The painting itself can now be found within the collection of the The Museum of Fine Arts, Boston, an impressive institution itself which now hosts several other artworks from Bierstadt's career. The artwork is 123cm wide, by 76cm tall, making it relatively small by this artist's standards. He would sometimes produce smaller pieces such as this and then duplicate them on a larger scale, for the compositions which he most liked. In this case, we do not believe that there were any other versions of this piece, and it is still certainly large enough to be able to really appreciate the detail added across the composition. We find a fairly green environment, with rolling hills which lead down to a lighter landscape in the far distance. The overall piece is calm and charming, brighter than some he produced.
Where are the Wind River Mountains?
The Wind River Range can be found in western Wyoming and has been a popular destination for many photographers and painters over the past few centuries. There were many Native Indian encampments here which would also interest artists, though these would slowly disappear over time, leaving us with only the art to remember how things used to be before. The Wind River Mountains sit alongside large forestry within a rich and exciting environment that continues to be firmly protected today to allow future generations to continue to enjoy its beauty. The paintings of Albert Bierstadt would help to draw people's attention to locations such as this, at a time when much of the country was still left to be fully documented. Thankfully, Bierstadt himself was keen to protect such locations, way before it became a mainstream pursuit.
Bierstadt produced many important landscape paintings across his career but was not the only significant American painter during the 19th century, far from it.
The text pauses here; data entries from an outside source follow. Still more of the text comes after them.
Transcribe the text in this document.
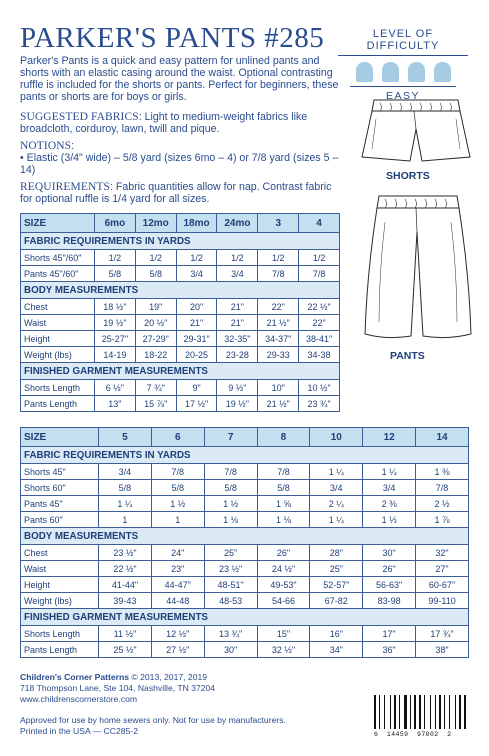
PARKER'S PANTS #285
Parker's Pants is a quick and easy pattern for unlined pants and shorts with an elastic casing around the waist. Optional contrasting ruffle is included for the shorts or pants. Perfect for beginners, these pants or shorts are for boys or girls.

SUGGESTED FABRICS: Light to medium-weight fabrics like broadcloth, corduroy, lawn, twill and pique.

NOTIONS:

• Elastic (3/4" wide) – 5/8 yard (sizes 6mo – 4) or 7/8 yard (sizes 5 – 14)

REQUIREMENTS: Fabric quantities allow for nap. Contrast fabric for optional ruffle is 1/4 yard for all sizes.

LEVEL OF DIFFICULTY
EASY
SHORTS
PANTS
SIZE	6mo	12mo	18mo	24mo	3	4
FABRIC REQUIREMENTS IN YARDS						
Shorts 45"/60"	1/2	1/2	1/2	1/2	1/2	1/2
Pants 45"/60"	5/8	5/8	3/4	3/4	7/8	7/8
BODY MEASUREMENTS						
Chest	18 ½"	19"	20"	21"	22"	22 ½"
Waist	19 ½"	20 ½"	21"	21"	21 ½"	22"
Height	25-27"	27-29"	29-31"	32-35"	34-37"	38-41"
Weight (lbs)	14-19	18-22	20-25	23-28	29-33	34-38
FINISHED GARMENT MEASUREMENTS						
Shorts Length	6 ½"	7 ¾"	9"	9 ½"	10"	10 ½"
Pants Length	13"	15 ⅞"	17 ½"	19 ½"	21 ½"	23 ¾"
SIZE	5	6	7	8	10	12	14
FABRIC REQUIREMENTS IN YARDS							
Shorts 45"	3/4	7/8	7/8	7/8	1 ¼	1 ¼	1 ⅜
Shorts 60"	5/8	5/8	5/8	5/8	3/4	3/4	7/8
Pants 45"	1 ¼	1 ½	1 ½	1 ⅝	2 ¼	2 ⅜	2 ½
Pants 60"	1	1	1 ⅛	1 ⅛	1 ¼	1 ⅓	1 ⅞
BODY MEASUREMENTS							
Chest	23 ½"	24"	25"	26"	28"	30"	32"
Waist	22 ½"	23"	23 ½"	24 ½"	25"	26"	27"
Height	41-44"	44-47"	48-51"	49-53"	52-57"	56-63"	60-67"
Weight (lbs)	39-43	44-48	48-53	54-66	67-82	83-98	99-110
FINISHED GARMENT MEASUREMENTS							
Shorts Length	11 ½"	12 ½"	13 ¾"	15"	16"	17"	17 ¾"
Pants Length	25 ½"	27 ½"	30"	32 ½"	34"	36"	38"
Children's Corner Patterns © 2013, 2017, 2019
718 Thompson Lane, Ste 104, Nashville, TN 37204
www.childrenscornerstore.com
Approved for use by home sewers only. Not for use by manufacturers.
Printed in the USA — CC285-2	6 14459 97002 2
Even just within this genre alone, there were many other notable painters who also addressed the stunning countryside of the US, as well as other locations further afield. One of those was Frederic Edwin Church who gave us the likes of The Heart of the Andes, Our Banner in the Sky and A Country Home as part of a similar large and varied oeuvre in which he tried to tackle the landscape genre from all manner of different stylistic angles. The two helped to form the Hudson River School which remains one of the earliest and most significant homegrown US art movements, with many other ones then following on in the centuries that followed.